I am a sucker for this kind of, in Jeopardy terms, potpourri. Priceonomics has a short piece on why UPS trucks do not make left turns. The most telling part:
UPS engineers found that left-hand turns were a major drag on efficiency. Turning against traffic resulted in long waits in left-hand turn lanes that wasted time and fuel, and it also led to a disproportionate number of accidents.
UPS even has a page describing the practice of no left turns and they expand on the above idea.
What we found: A significant cause of idling time resulted from drivers making left turns, essentially going against the flow of traffic. From there we explored routes where these turns were cut out entirely, and then compared data.

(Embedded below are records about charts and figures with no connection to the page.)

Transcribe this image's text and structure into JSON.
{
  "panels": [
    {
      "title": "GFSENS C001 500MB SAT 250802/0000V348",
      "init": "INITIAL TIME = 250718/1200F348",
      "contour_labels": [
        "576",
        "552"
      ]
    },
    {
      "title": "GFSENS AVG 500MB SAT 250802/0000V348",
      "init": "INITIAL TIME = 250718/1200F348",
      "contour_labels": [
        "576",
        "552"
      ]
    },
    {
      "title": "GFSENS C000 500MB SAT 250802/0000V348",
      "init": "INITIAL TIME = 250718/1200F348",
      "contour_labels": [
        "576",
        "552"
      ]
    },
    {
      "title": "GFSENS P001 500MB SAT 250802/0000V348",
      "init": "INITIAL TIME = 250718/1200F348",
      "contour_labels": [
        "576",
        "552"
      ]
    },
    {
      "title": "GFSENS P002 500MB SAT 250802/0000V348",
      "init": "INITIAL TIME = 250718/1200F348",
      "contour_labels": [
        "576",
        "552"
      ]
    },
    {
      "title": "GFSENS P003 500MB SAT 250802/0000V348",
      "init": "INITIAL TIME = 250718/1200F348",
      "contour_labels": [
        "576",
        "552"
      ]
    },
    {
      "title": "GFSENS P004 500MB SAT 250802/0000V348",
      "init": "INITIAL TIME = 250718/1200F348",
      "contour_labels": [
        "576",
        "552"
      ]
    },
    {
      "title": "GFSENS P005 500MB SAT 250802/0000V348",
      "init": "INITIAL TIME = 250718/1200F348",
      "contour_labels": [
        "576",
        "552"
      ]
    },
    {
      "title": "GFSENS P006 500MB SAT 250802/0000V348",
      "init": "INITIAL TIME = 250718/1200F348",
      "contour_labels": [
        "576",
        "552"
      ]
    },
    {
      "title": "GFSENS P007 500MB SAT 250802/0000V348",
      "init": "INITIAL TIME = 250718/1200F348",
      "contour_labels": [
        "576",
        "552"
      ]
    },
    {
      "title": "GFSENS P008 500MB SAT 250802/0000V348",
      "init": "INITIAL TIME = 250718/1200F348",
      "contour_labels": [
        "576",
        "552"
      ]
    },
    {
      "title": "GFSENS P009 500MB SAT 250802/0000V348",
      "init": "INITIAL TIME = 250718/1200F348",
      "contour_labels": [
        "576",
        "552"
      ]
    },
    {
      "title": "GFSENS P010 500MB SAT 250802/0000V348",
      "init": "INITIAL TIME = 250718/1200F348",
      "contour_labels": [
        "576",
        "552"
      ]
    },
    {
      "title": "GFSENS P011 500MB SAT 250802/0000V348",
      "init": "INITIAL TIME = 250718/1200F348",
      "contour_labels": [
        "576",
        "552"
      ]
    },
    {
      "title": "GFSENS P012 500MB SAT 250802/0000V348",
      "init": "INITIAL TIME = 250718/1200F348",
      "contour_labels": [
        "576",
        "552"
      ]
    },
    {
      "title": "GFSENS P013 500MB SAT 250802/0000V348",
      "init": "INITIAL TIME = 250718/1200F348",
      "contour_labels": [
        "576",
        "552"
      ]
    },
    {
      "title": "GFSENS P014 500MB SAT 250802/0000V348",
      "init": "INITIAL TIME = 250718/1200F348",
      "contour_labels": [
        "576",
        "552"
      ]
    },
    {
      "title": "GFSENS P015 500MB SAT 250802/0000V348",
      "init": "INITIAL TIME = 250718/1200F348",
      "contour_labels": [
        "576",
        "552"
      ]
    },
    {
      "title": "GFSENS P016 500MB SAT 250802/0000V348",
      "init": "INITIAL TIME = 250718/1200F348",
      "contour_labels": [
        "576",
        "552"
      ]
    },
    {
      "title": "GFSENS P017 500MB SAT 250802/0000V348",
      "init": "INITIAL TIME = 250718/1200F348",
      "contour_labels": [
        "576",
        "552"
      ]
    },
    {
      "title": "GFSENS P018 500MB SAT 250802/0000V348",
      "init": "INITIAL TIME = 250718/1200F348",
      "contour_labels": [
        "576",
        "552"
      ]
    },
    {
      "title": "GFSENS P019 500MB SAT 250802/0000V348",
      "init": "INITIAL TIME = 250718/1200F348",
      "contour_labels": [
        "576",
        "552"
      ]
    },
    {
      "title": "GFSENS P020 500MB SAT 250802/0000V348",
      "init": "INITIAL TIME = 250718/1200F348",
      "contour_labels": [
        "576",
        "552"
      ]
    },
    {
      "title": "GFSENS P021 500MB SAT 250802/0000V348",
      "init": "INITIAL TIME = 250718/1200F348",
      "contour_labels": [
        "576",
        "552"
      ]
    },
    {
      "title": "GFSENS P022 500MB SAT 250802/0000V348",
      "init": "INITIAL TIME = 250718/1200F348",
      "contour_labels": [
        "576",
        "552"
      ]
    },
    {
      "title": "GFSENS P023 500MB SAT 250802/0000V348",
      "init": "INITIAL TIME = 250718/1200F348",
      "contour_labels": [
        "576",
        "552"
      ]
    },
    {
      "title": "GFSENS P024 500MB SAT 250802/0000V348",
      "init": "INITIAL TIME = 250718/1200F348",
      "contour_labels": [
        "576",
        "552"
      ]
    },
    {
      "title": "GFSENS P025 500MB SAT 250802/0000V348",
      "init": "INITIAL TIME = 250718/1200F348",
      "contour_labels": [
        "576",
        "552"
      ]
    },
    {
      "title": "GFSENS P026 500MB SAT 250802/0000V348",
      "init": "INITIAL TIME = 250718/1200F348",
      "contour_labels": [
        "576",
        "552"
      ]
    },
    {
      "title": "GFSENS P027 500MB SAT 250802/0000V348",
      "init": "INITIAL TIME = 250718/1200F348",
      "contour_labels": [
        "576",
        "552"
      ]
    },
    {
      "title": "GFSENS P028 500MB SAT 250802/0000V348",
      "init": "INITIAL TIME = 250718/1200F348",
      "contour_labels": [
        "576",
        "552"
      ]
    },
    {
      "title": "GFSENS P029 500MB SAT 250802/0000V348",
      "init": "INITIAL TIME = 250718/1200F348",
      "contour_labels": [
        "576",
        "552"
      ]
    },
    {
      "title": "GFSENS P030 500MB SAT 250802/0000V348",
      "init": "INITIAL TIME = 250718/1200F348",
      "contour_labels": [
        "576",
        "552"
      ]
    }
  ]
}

The use of data to make a decision that goes against logic is what I love. UPS leadership was experimental enough to say “we are going to implement this and see if it works” and then study the results from that test. There are a number of very large companies that I have worked with that would immediately balk at this idea. They almost go through stages of grief (sans depression) with ideas like this.
- Denial – the companies claim the data is wrong or that it is flawed
- Anger – the workers who are responsible for causing the data become upset that someone found out about their poor work habits
- Bargaining – to get out of making a change, people start tossing out different ideas, none of them good
- Acceptance – “I guess we’ll just have to do it”
Then there are the companies who do the complete opposite. They implement a terrible idea based on bad data, or their understanding and interpretation of good data, and it blows up in their face. Once that happens, they become very adverse to ever trying a new idea again. We need new ideas backed by data and I think it’s awesome that UPS took their data and made some interesting choices that have paid off.